The Indian markets are expected to open lower amid weak global trends and escalating tensions in the Middle East. GIFT Nifty also indicates a gap-down start, trading at 23,282 with a discount of 48 points from its previous Nifty futures close.
The Sensex rose 394.50 points or 0.54% to close at 73,918.76, while the Nifty 50 advanced 119.10 points or 0.52% to settle at 23,242.10.
The Indian rupee opened lower by 19 paise at Rs. 95.54 per dollar on Wednesday compared to the previous close of Rs. 95.35.
Foreign investors net sold shares worth Rs. 4,566 crore, while domestic institutional investors net bought shares worth Rs. 6,159 crore on June 9.
The Sensex formed a small red candle on the daily chart, with a reversal formation seen near 73,500.
“The 73,500 level will act as a key support zone for day traders. As long as the market trades above this level, a pullback is likely to continue, potentially moving towards 74,500-74,700 on the upside. On the flip side, a decline below 73,500 could weaken the uptrend. Below this level, traders may prefer to exit long positions,” Shrikant Chouhan, Head of Equity Research at Kotak Securities.
Nifty 50 in the daily chart formed a bullish hammer-like candle with a small real body and a long lower shadow, highlighting signs of reversal and buying demand emerging from the key support area of 23,000-23,200.
"Going ahead, Index holding above Monday's low (23,070) will keep the pullback trend intact and open gradual upside towards 23,500-23,550 levels in the coming sessions, being the confluence of the 20-day EMA and the last Tuesday high," said Bajaj Broking Research while commenting on the market scenario.
On broader support levels, analysts noted, "Nifty has key support at 23,000-23,100 being the confluence of the 61.8% retracement of the previous pullback (22,182-24,601) and lower band of the falling channel."
Also Read: US Stock Market Today: Wall Street Rises as Chip Stocks Rebound and Middle East Tensions Ease
On Tuesday, Bank Nifty gained 1,130.75 points or 2.09% to settle at 55,194.50 and gave a breakout from a Symmetrical Triangle pattern on the daily chart.
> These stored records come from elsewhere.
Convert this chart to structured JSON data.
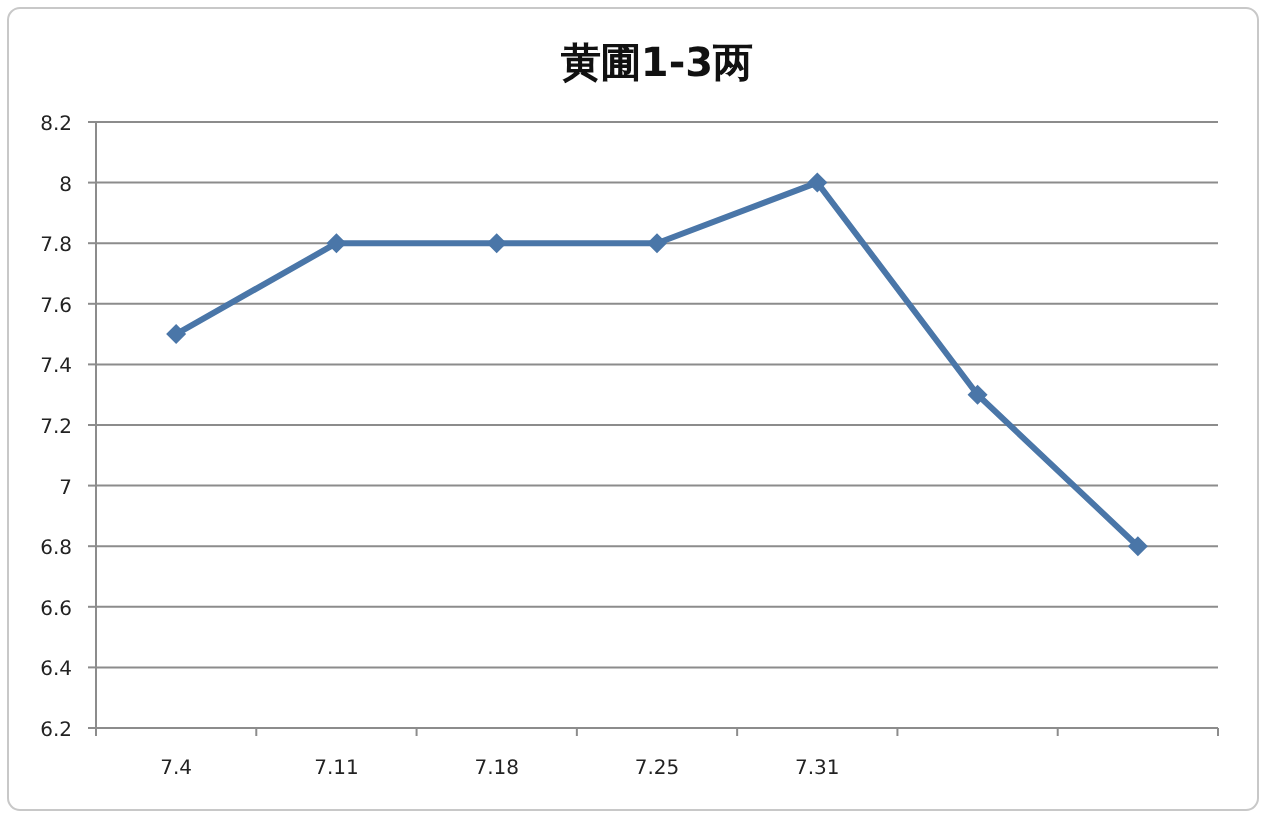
{
  "chart_data": {
    "type": "line",
    "title": "黄圃1-3两",
    "categories": [
      "7.4",
      "7.11",
      "7.18",
      "7.25",
      "7.31",
      null,
      null
    ],
    "series": [
      {
        "color": "#4a76a8",
        "values": [
          7.5,
          7.8,
          7.8,
          7.8,
          8.0,
          7.3,
          6.8
        ]
      }
    ],
    "ylim": [
      6.2,
      8.2
    ],
    "yticks": [
      6.2,
      6.4,
      6.6,
      6.8,
      7,
      7.2,
      7.4,
      7.6,
      7.8,
      8,
      8.2
    ],
    "grid": "y",
    "marker": "diamond"
  }
}
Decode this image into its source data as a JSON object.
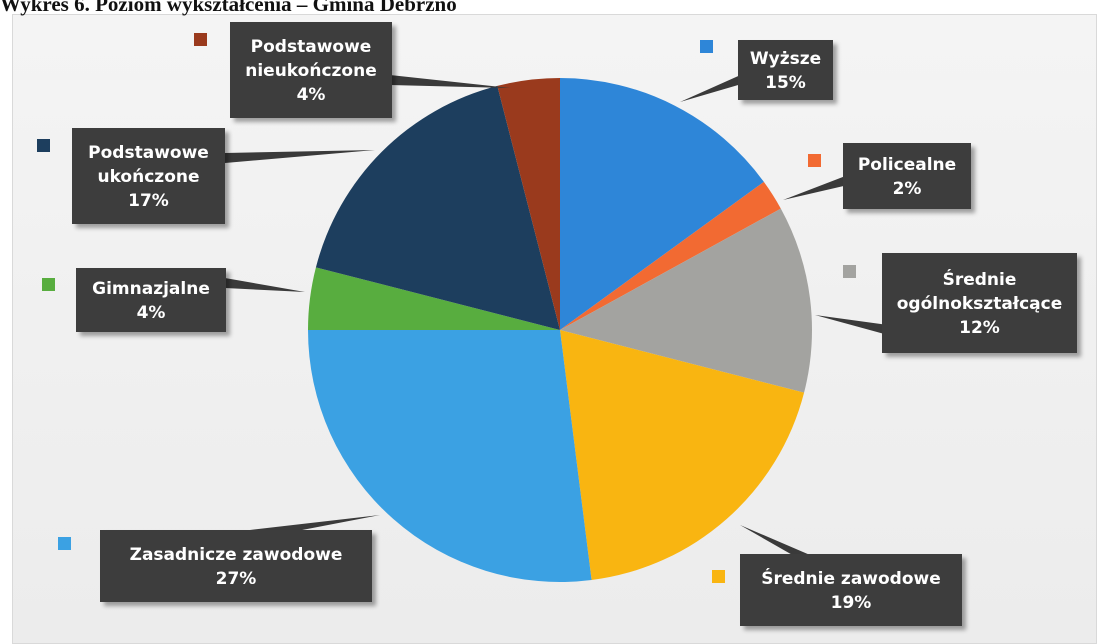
{
  "heading": "Wykres 6. Poziom wykształcenia – Gmina Debrzno",
  "chart_data": {
    "type": "pie",
    "title": "Wykres 6. Poziom wykształcenia – Gmina Debrzno",
    "slices": [
      {
        "name": "Wyższe",
        "label_lines": [
          "Wyższe",
          "15%"
        ],
        "value": 15,
        "color": "#2e86d8"
      },
      {
        "name": "Policealne",
        "label_lines": [
          "Policealne",
          "2%"
        ],
        "value": 2,
        "color": "#f26a32"
      },
      {
        "name": "Średnie ogólnokształcące",
        "label_lines": [
          "Średnie",
          "ogólnokształcące",
          "12%"
        ],
        "value": 12,
        "color": "#a3a3a0"
      },
      {
        "name": "Średnie zawodowe",
        "label_lines": [
          "Średnie zawodowe",
          "19%"
        ],
        "value": 19,
        "color": "#f9b511"
      },
      {
        "name": "Zasadnicze zawodowe",
        "label_lines": [
          "Zasadnicze zawodowe",
          "27%"
        ],
        "value": 27,
        "color": "#3ba1e3"
      },
      {
        "name": "Gimnazjalne",
        "label_lines": [
          "Gimnazjalne",
          "4%"
        ],
        "value": 4,
        "color": "#58ad3f"
      },
      {
        "name": "Podstawowe ukończone",
        "label_lines": [
          "Podstawowe",
          "ukończone",
          "17%"
        ],
        "value": 17,
        "color": "#1d3e5e"
      },
      {
        "name": "Podstawowe nieukończone",
        "label_lines": [
          "Podstawowe",
          "nieukończone",
          "4%"
        ],
        "value": 4,
        "color": "#9a3a1d"
      }
    ]
  }
}
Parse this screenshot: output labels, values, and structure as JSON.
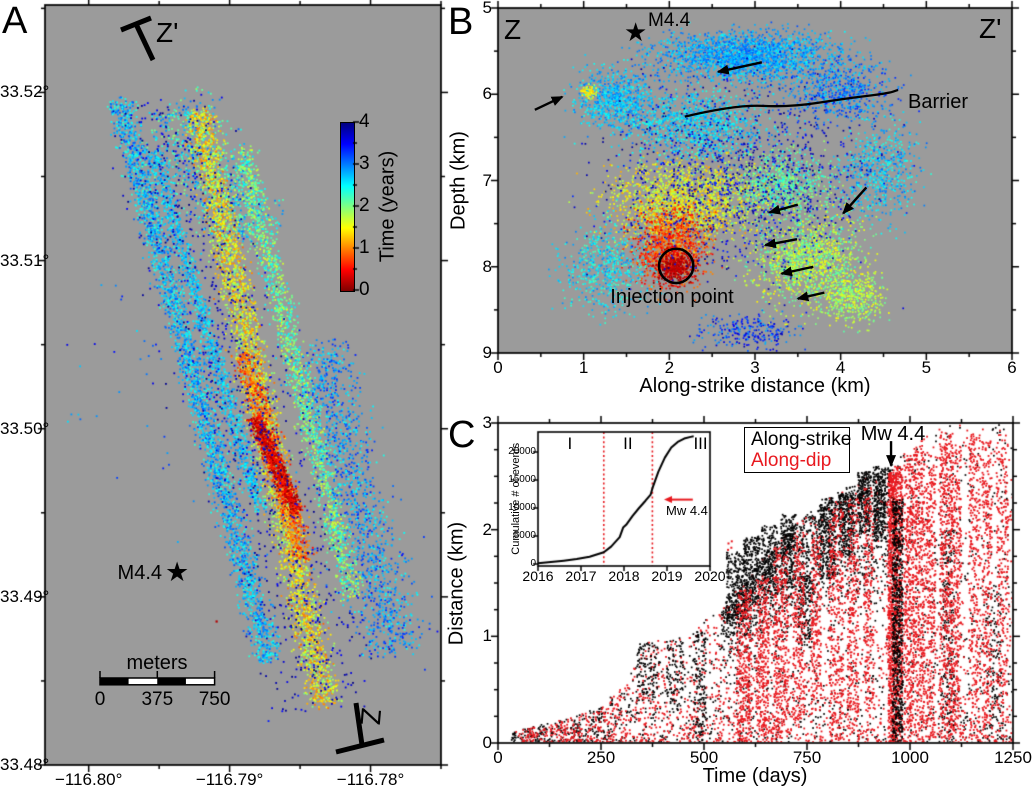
{
  "colors": {
    "panel_bg": "#9b9b9b",
    "accent_red": "#e8191f",
    "black": "#000000",
    "white": "#ffffff"
  },
  "glyphs": {
    "star": "★"
  },
  "panels": {
    "a": {
      "label": "A",
      "section_start": "Z'",
      "section_end": "Z",
      "star_label": "M4.4",
      "scalebar": {
        "title": "meters",
        "tick_labels": [
          "0",
          "375",
          "750"
        ]
      },
      "colorbar": {
        "label": "Time (years)",
        "tick_labels": [
          "4",
          "3",
          "2",
          "1",
          "0"
        ]
      },
      "x_tick_labels": [
        "−116.80°",
        "−116.79°",
        "−116.78°"
      ],
      "y_tick_labels": [
        "33.52°",
        "33.51°",
        "33.50°",
        "33.49°",
        "33.48°"
      ]
    },
    "b": {
      "label": "B",
      "section_left": "Z",
      "section_right": "Z'",
      "star_label": "M4.4",
      "barrier_label": "Barrier",
      "injection_label": "Injection point",
      "xlabel": "Along-strike distance (km)",
      "ylabel": "Depth (km)",
      "x_tick_labels": [
        "0",
        "1",
        "2",
        "3",
        "4",
        "5",
        "6"
      ],
      "y_tick_labels": [
        "5",
        "6",
        "7",
        "8",
        "9"
      ]
    },
    "c": {
      "label": "C",
      "xlabel": "Time (days)",
      "ylabel": "Distance (km)",
      "x_tick_labels": [
        "0",
        "250",
        "500",
        "750",
        "1000",
        "1250"
      ],
      "y_tick_labels": [
        "3",
        "2",
        "1",
        "0"
      ],
      "legend": [
        {
          "text": "Along-strike",
          "color": "#000000"
        },
        {
          "text": "Along-dip",
          "color": "#e8191f"
        }
      ],
      "mainshock_label": "Mw 4.4",
      "inset": {
        "ylabel": "Cumulative # of events",
        "x_tick_labels": [
          "2016",
          "2017",
          "2018",
          "2019",
          "2020"
        ],
        "y_tick_labels": [
          "0",
          "5000",
          "10000",
          "15000",
          "20000"
        ],
        "phase_labels": [
          "I",
          "II",
          "III"
        ],
        "mainshock_label": "Mw 4.4"
      }
    }
  },
  "chart_data": [
    {
      "id": "panel_a_epicenter_map",
      "type": "scatter",
      "points_colored_by": "time_years",
      "xlim": [
        -116.8031,
        -116.775
      ],
      "ylim": [
        33.48,
        33.5252
      ],
      "xticks": [
        -116.8,
        -116.79,
        -116.78
      ],
      "xminor_step": 0.005,
      "yticks": [
        33.52,
        33.51,
        33.5,
        33.49,
        33.48
      ],
      "yminor_step": 0.005,
      "colorbar": {
        "min": 0,
        "max": 4,
        "ticks": [
          0,
          1,
          2,
          3,
          4
        ],
        "minor_step": 0.5,
        "label": "Time (years)"
      },
      "mainshock": {
        "lon": -116.7936,
        "lat": 33.4914,
        "label": "M4.4"
      },
      "scalebar": {
        "units": "meters",
        "ticks_m": [
          0,
          375,
          750
        ]
      },
      "seed": 42,
      "bands": [
        {
          "name": "west-cyan",
          "p0": [
            -116.7979,
            33.5196
          ],
          "p1": [
            -116.7872,
            33.4863
          ],
          "w": 0.0009,
          "n": 2600,
          "t": [
            2.3,
            3.2
          ]
        },
        {
          "name": "west-inner",
          "p0": [
            -116.7955,
            33.5166
          ],
          "p1": [
            -116.7879,
            33.4952
          ],
          "w": 0.0006,
          "n": 1100,
          "t": [
            2.4,
            3.0
          ]
        },
        {
          "name": "north-mix",
          "p0": [
            -116.7945,
            33.5191
          ],
          "p1": [
            -116.7885,
            33.5115
          ],
          "w": 0.0028,
          "n": 800,
          "t": [
            1.9,
            3.1
          ]
        },
        {
          "name": "east-green",
          "p0": [
            -116.7892,
            33.5167
          ],
          "p1": [
            -116.7813,
            33.4901
          ],
          "w": 0.0009,
          "n": 1600,
          "t": [
            1.6,
            2.6
          ]
        },
        {
          "name": "east-cyan",
          "p0": [
            -116.7837,
            33.505
          ],
          "p1": [
            -116.7782,
            33.4868
          ],
          "w": 0.0021,
          "n": 1300,
          "t": [
            2.4,
            3.4
          ]
        },
        {
          "name": "center-yellow",
          "p0": [
            -116.7923,
            33.5189
          ],
          "p1": [
            -116.7833,
            33.4837
          ],
          "w": 0.0011,
          "n": 3600,
          "t": [
            0.9,
            2.1
          ]
        },
        {
          "name": "orange-halo",
          "p0": [
            -116.7891,
            33.5046
          ],
          "p1": [
            -116.7847,
            33.4923
          ],
          "w": 0.0008,
          "n": 800,
          "t": [
            0.5,
            1.2
          ]
        },
        {
          "name": "red-core",
          "p0": [
            -116.7883,
            33.5007
          ],
          "p1": [
            -116.7853,
            33.4951
          ],
          "w": 0.00055,
          "n": 900,
          "t": [
            0.0,
            0.8
          ]
        },
        {
          "name": "stray",
          "p0": [
            -116.7991,
            33.5077
          ],
          "p1": [
            -116.7765,
            33.4874
          ],
          "w": 0.006,
          "n": 130,
          "t": [
            2.6,
            3.6
          ]
        },
        {
          "name": "late-sprinkle",
          "p0": [
            -116.7952,
            33.5193
          ],
          "p1": [
            -116.7828,
            33.4839
          ],
          "w": 0.0038,
          "n": 1000,
          "t": [
            3.4,
            4.0
          ]
        }
      ],
      "outliers": [
        {
          "lon": -116.791,
          "lat": 33.4886,
          "t": 0.2
        }
      ]
    },
    {
      "id": "panel_b_depth_section",
      "type": "scatter",
      "points_colored_by": "time_years",
      "xlim": [
        0,
        6
      ],
      "ylim": [
        9,
        5
      ],
      "xticks": [
        0,
        1,
        2,
        3,
        4,
        5,
        6
      ],
      "yticks": [
        5,
        6,
        7,
        8,
        9
      ],
      "minor_step": 0.5,
      "mainshock": {
        "x_km": 1.62,
        "depth_km": 5.29,
        "label": "M4.4"
      },
      "injection_point": {
        "x_km": 2.08,
        "depth_km": 7.99,
        "radius_km": 0.2
      },
      "barrier_curve": [
        [
          2.18,
          6.26
        ],
        [
          2.77,
          6.12
        ],
        [
          3.41,
          6.15
        ],
        [
          4.05,
          6.05
        ],
        [
          4.55,
          5.99
        ],
        [
          4.67,
          5.95
        ]
      ],
      "arrows": [
        [
          3.08,
          5.63,
          2.57,
          5.74
        ],
        [
          0.43,
          6.18,
          0.75,
          6.03
        ],
        [
          4.3,
          7.08,
          4.03,
          7.38
        ],
        [
          3.5,
          7.28,
          3.17,
          7.37
        ],
        [
          3.49,
          7.68,
          3.12,
          7.75
        ],
        [
          3.68,
          8.0,
          3.31,
          8.08
        ],
        [
          3.81,
          8.3,
          3.5,
          8.37
        ]
      ],
      "seed": 7,
      "clusters": [
        [
          2.9,
          5.55,
          1.05,
          0.28,
          2200,
          2.5,
          3.2
        ],
        [
          1.35,
          6.05,
          0.45,
          0.35,
          800,
          2.4,
          3.1
        ],
        [
          2.3,
          6.35,
          0.8,
          0.4,
          1100,
          2.3,
          3.0
        ],
        [
          4.0,
          5.95,
          0.55,
          0.4,
          650,
          2.6,
          3.4
        ],
        [
          4.45,
          6.9,
          0.45,
          0.55,
          600,
          2.3,
          3.1
        ],
        [
          3.3,
          7.05,
          0.6,
          0.4,
          800,
          1.8,
          2.5
        ],
        [
          2.15,
          7.25,
          0.85,
          0.45,
          1900,
          1.1,
          2.0
        ],
        [
          2.0,
          7.75,
          0.45,
          0.45,
          1100,
          0.4,
          1.1
        ],
        [
          2.05,
          8.0,
          0.22,
          0.2,
          420,
          0.0,
          0.4
        ],
        [
          3.6,
          7.9,
          0.65,
          0.55,
          1400,
          1.4,
          2.3
        ],
        [
          4.15,
          8.35,
          0.35,
          0.3,
          450,
          1.5,
          2.2
        ],
        [
          1.25,
          8.0,
          0.5,
          0.5,
          600,
          2.2,
          3.0
        ],
        [
          2.9,
          8.75,
          0.6,
          0.2,
          260,
          2.8,
          3.8
        ],
        [
          1.05,
          5.97,
          0.1,
          0.07,
          70,
          1.2,
          1.8
        ],
        [
          2.8,
          7.0,
          1.5,
          1.1,
          1200,
          3.3,
          4.0
        ]
      ]
    },
    {
      "id": "panel_c_migration",
      "type": "scatter",
      "xlim": [
        0,
        1250
      ],
      "ylim": [
        0,
        3
      ],
      "xticks": [
        0,
        250,
        500,
        750,
        1000,
        1250
      ],
      "xminor_step": 125,
      "yticks": [
        3,
        2,
        1,
        0
      ],
      "yminor_step": 0.25,
      "series": [
        {
          "name": "Along-strike",
          "color": "#000000"
        },
        {
          "name": "Along-dip",
          "color": "#e8191f"
        }
      ],
      "mainshock": {
        "t_days": 954,
        "arrow_d_from": 2.83,
        "arrow_d_to": 2.6,
        "label": "Mw 4.4"
      },
      "front_envelope": [
        [
          0,
          0
        ],
        [
          40,
          0.12
        ],
        [
          150,
          0.22
        ],
        [
          250,
          0.35
        ],
        [
          310,
          0.6
        ],
        [
          360,
          0.95
        ],
        [
          430,
          1.0
        ],
        [
          480,
          1.1
        ],
        [
          540,
          1.3
        ],
        [
          600,
          1.55
        ],
        [
          650,
          1.8
        ],
        [
          700,
          2.0
        ],
        [
          750,
          2.15
        ],
        [
          800,
          2.3
        ],
        [
          850,
          2.42
        ],
        [
          900,
          2.52
        ],
        [
          950,
          2.6
        ],
        [
          1000,
          2.8
        ],
        [
          1060,
          2.95
        ],
        [
          1100,
          3.0
        ],
        [
          1250,
          3.0
        ]
      ],
      "seed": 11,
      "along_dip": {
        "base_n": 2400,
        "bursts": [
          [
            595,
            18,
            0,
            1.45,
            330
          ],
          [
            640,
            15,
            0,
            1.6,
            280
          ],
          [
            685,
            18,
            0,
            1.85,
            330
          ],
          [
            728,
            14,
            0.2,
            1.95,
            240
          ],
          [
            770,
            12,
            0.4,
            2.0,
            200
          ],
          [
            818,
            18,
            0,
            2.2,
            330
          ],
          [
            860,
            14,
            0,
            2.3,
            280
          ],
          [
            898,
            12,
            0.3,
            2.4,
            230
          ],
          [
            955,
            10,
            0,
            2.55,
            850
          ],
          [
            972,
            8,
            0,
            2.6,
            420
          ],
          [
            995,
            12,
            0,
            2.7,
            380
          ],
          [
            1020,
            14,
            0,
            2.8,
            420
          ],
          [
            1048,
            12,
            0,
            2.6,
            300
          ],
          [
            1085,
            15,
            0,
            2.9,
            480
          ],
          [
            1110,
            12,
            0,
            2.8,
            330
          ],
          [
            1155,
            14,
            0,
            2.9,
            300
          ],
          [
            1185,
            12,
            0,
            2.85,
            280
          ],
          [
            1222,
            14,
            0,
            2.9,
            260
          ]
        ],
        "outliers": [
          [
            557,
            1.88
          ],
          [
            565,
            1.9
          ],
          [
            556,
            1.82
          ],
          [
            564,
            1.84
          ]
        ]
      },
      "along_strike": {
        "fill_regions": [
          [
            30,
            540,
            600
          ],
          [
            540,
            960,
            550
          ],
          [
            960,
            1250,
            520
          ]
        ],
        "front_regions": [
          [
            540,
            960,
            1400
          ]
        ],
        "bursts": [
          [
            360,
            25,
            0.4,
            0.95,
            110
          ],
          [
            428,
            20,
            0.3,
            0.95,
            90
          ],
          [
            488,
            15,
            0,
            1.05,
            140
          ],
          [
            578,
            25,
            1.15,
            1.8,
            260
          ],
          [
            614,
            20,
            1.3,
            1.95,
            230
          ],
          [
            658,
            20,
            1.35,
            2.05,
            210
          ],
          [
            703,
            18,
            1.45,
            2.15,
            240
          ],
          [
            742,
            15,
            0.9,
            1.6,
            140
          ],
          [
            798,
            20,
            1.55,
            2.3,
            260
          ],
          [
            843,
            18,
            1.75,
            2.35,
            240
          ],
          [
            886,
            15,
            1.95,
            2.55,
            210
          ],
          [
            924,
            15,
            1.9,
            2.6,
            240
          ],
          [
            1090,
            15,
            0,
            2.0,
            180
          ],
          [
            1200,
            20,
            0,
            1.5,
            110
          ]
        ],
        "top_burst": [
          968,
          13,
          0,
          2.3,
          650
        ]
      },
      "inset": {
        "type": "line",
        "xlim": [
          2016,
          2020
        ],
        "ylim": [
          0,
          23500
        ],
        "xticks": [
          2016,
          2017,
          2018,
          2019,
          2020
        ],
        "yticks": [
          0,
          5000,
          10000,
          15000,
          20000
        ],
        "ylabel": "Cumulative # of events",
        "phase_lines": [
          2017.53,
          2018.66
        ],
        "phase_label_x": [
          2016.74,
          2018.09,
          2019.78
        ],
        "curve": [
          [
            2016.0,
            150
          ],
          [
            2016.3,
            350
          ],
          [
            2016.6,
            600
          ],
          [
            2016.9,
            900
          ],
          [
            2017.2,
            1300
          ],
          [
            2017.53,
            2100
          ],
          [
            2017.7,
            3100
          ],
          [
            2017.9,
            4800
          ],
          [
            2017.98,
            6500
          ],
          [
            2018.05,
            7000
          ],
          [
            2018.2,
            8600
          ],
          [
            2018.35,
            10000
          ],
          [
            2018.5,
            11300
          ],
          [
            2018.62,
            12400
          ],
          [
            2018.66,
            13500
          ],
          [
            2018.8,
            16500
          ],
          [
            2018.95,
            19000
          ],
          [
            2019.1,
            20800
          ],
          [
            2019.25,
            21800
          ],
          [
            2019.4,
            22400
          ],
          [
            2019.55,
            22700
          ],
          [
            2019.62,
            22800
          ]
        ],
        "mainshock": {
          "arrow_x_from": 2019.6,
          "arrow_x_to": 2018.93,
          "y": 11500,
          "label": "Mw 4.4"
        }
      }
    }
  ]
}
The index formed a sizeable bullish candle
"Immediate resistance for the index is placed at 55,500-55,600 levels, which is the neckline for the double-bottom pattern. A breakout and close above these levels will signal a further up move towards 56,500 levels. Failing to do so will signal consolidation in the broader range of 55,600-54,000. Immediate support for the index is placed around 54000-53800 levels, being the current week's low," explained Bajaj Broking Research.